The defendant, a bank teller, stands convicted of forging a customer's name on a withdrawal slip and thereby stealing $7,500. The path to his conviction began when the customer whose name was forged complained to the bank, which alerted its security personnel. The defendant, whose teller identification number appeared on the forged withdrawal slip, was questioned by a bank security officer at the bank branch where he worked and again at bank headquarters before the police were notified of the potential theft. The defendant also voluntarily appeared at bank headquarters several weeks later and was again questioned by a bank security officer, although this time a police lieutenant, whose presence was unknown to the defendant, waited in an adjoining room.
Throughout the investigation, the defendant maintained that a customer presented the slip and that a supervisor approved the withdrawal. At the conclusion of the last interview at bank headquarters, the defendant was introduced to the police lieutenant, who asked him to go to police headquarters. The defendant stated he had an appointment later in the day, but agreed to accompany the lieutenant. The defendant then drove to headquarters, alone, in his own car, walked through the front door of the police station unescorted, met the lieutenant at the front desk, and walked, unaccompanied by any other police personnel, to the latter's office. The lieutenant advised the defendant of his Miranda rights, albeit incompletely. In response to a direct question, the lieutenant informed the defendant he was not under arrest. The lieutenant questioned the defendant, who was at no time restrained, for 30 to 45 minutes, and the defendant then left headquarters. A felony complaint was prepared and filed several days later.

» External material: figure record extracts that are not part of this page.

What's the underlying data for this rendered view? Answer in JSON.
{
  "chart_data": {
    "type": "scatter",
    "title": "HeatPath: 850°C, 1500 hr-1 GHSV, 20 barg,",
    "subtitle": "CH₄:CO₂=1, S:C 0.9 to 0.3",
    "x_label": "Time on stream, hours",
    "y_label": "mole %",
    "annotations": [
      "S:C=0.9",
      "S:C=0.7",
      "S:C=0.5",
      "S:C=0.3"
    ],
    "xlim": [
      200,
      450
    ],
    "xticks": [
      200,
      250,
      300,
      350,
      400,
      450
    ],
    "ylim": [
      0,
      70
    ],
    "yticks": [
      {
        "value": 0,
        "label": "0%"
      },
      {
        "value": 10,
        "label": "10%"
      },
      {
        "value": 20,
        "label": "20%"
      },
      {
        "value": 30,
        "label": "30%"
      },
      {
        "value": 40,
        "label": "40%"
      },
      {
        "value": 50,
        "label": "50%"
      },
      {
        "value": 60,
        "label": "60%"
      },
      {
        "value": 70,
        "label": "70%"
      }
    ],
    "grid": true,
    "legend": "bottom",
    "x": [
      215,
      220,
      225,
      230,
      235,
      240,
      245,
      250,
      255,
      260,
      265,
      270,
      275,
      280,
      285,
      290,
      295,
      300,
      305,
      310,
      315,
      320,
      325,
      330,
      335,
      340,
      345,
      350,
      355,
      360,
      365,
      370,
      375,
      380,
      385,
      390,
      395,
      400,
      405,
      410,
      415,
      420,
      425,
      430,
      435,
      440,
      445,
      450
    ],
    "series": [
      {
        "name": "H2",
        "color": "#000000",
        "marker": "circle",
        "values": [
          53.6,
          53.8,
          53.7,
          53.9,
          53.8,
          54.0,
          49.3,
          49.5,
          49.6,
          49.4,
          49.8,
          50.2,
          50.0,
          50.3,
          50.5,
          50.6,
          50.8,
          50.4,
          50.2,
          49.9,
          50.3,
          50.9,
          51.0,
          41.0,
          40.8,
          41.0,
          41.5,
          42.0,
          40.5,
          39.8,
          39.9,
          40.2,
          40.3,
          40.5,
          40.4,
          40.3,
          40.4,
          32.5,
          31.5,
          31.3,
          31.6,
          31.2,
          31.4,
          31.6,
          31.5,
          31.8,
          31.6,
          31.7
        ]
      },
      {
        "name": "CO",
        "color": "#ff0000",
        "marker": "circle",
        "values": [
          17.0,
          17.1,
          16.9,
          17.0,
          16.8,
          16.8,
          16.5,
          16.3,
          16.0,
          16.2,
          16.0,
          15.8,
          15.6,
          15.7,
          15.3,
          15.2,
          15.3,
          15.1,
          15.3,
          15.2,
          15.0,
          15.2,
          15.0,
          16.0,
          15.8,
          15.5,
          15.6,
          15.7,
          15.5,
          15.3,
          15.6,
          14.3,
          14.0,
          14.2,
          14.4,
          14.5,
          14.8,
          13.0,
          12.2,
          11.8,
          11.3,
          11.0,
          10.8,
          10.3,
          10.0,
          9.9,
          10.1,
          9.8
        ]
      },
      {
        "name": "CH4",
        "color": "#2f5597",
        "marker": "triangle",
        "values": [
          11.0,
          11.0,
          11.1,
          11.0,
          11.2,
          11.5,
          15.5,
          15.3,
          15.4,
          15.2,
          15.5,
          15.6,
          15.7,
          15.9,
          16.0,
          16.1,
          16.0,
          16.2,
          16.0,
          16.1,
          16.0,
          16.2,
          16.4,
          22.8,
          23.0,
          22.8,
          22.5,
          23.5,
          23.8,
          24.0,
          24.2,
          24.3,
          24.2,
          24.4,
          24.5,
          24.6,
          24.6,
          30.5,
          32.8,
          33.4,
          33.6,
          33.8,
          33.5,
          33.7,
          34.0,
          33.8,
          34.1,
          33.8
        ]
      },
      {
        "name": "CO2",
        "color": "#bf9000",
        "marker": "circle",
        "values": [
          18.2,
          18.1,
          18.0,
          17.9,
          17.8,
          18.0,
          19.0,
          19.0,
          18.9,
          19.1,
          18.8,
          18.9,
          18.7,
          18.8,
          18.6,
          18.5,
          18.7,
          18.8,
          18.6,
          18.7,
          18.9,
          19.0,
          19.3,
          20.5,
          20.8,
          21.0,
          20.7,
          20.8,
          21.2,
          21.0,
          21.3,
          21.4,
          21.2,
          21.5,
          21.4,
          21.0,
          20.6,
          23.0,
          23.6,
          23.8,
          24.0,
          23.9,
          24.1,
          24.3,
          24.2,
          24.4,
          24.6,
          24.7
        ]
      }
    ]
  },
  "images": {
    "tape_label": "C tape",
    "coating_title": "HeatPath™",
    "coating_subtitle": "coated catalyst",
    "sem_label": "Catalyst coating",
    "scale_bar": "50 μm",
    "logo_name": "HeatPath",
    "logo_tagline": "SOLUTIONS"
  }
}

The defendant contends on appeal that all of his statements should have been suppressed because none was preceded by adequate and complete Miranda warnings (see, Miranda v Arizona, 384 U.S. 436). However, the three interviews conducted by bank personnel were devoid of active governmental participation and thus Miranda warnings were not required (see, People v Ray, 65 N.Y.2d 282, 286). Indeed, two of the interviews took place before the police were advised of any potential crime and the mere presence on bank premises of one police lieutenant while the third interview took place was insufficient State involvement to trigger the duty to administer Miranda warnings (see, People v Ray, supra).
Moreover, we agree with County Court that the defendant was not in custody when he was questioned by the lieutenant.
The defendant's appearance at police headquarters was voluntary, the questioning was of limited duration, and the defendant in fact left in time to keep an appointment he claimed he had. Although the defendant was already a suspect and although the police lieutenant advised the defendant of some of his rights, the circumstances as a whole demonstrate that a reasonable person, innocent of any crime and in the same situation, would not have thought himself or herself to be in custody (see, People v Yukl, 25 N.Y.2d 585, cert denied 400 U.S. 851; see also, People v Bailey, 140 A.D.2d 356; People v Oates, 104 A.D.2d 907). That the Miranda warnings issued here were incomplete is thus immaterial and County Court properly refused to suppress the defendant's statements. Thompson, J.P., Bracken, Harwood and Copertino, JJ., concur.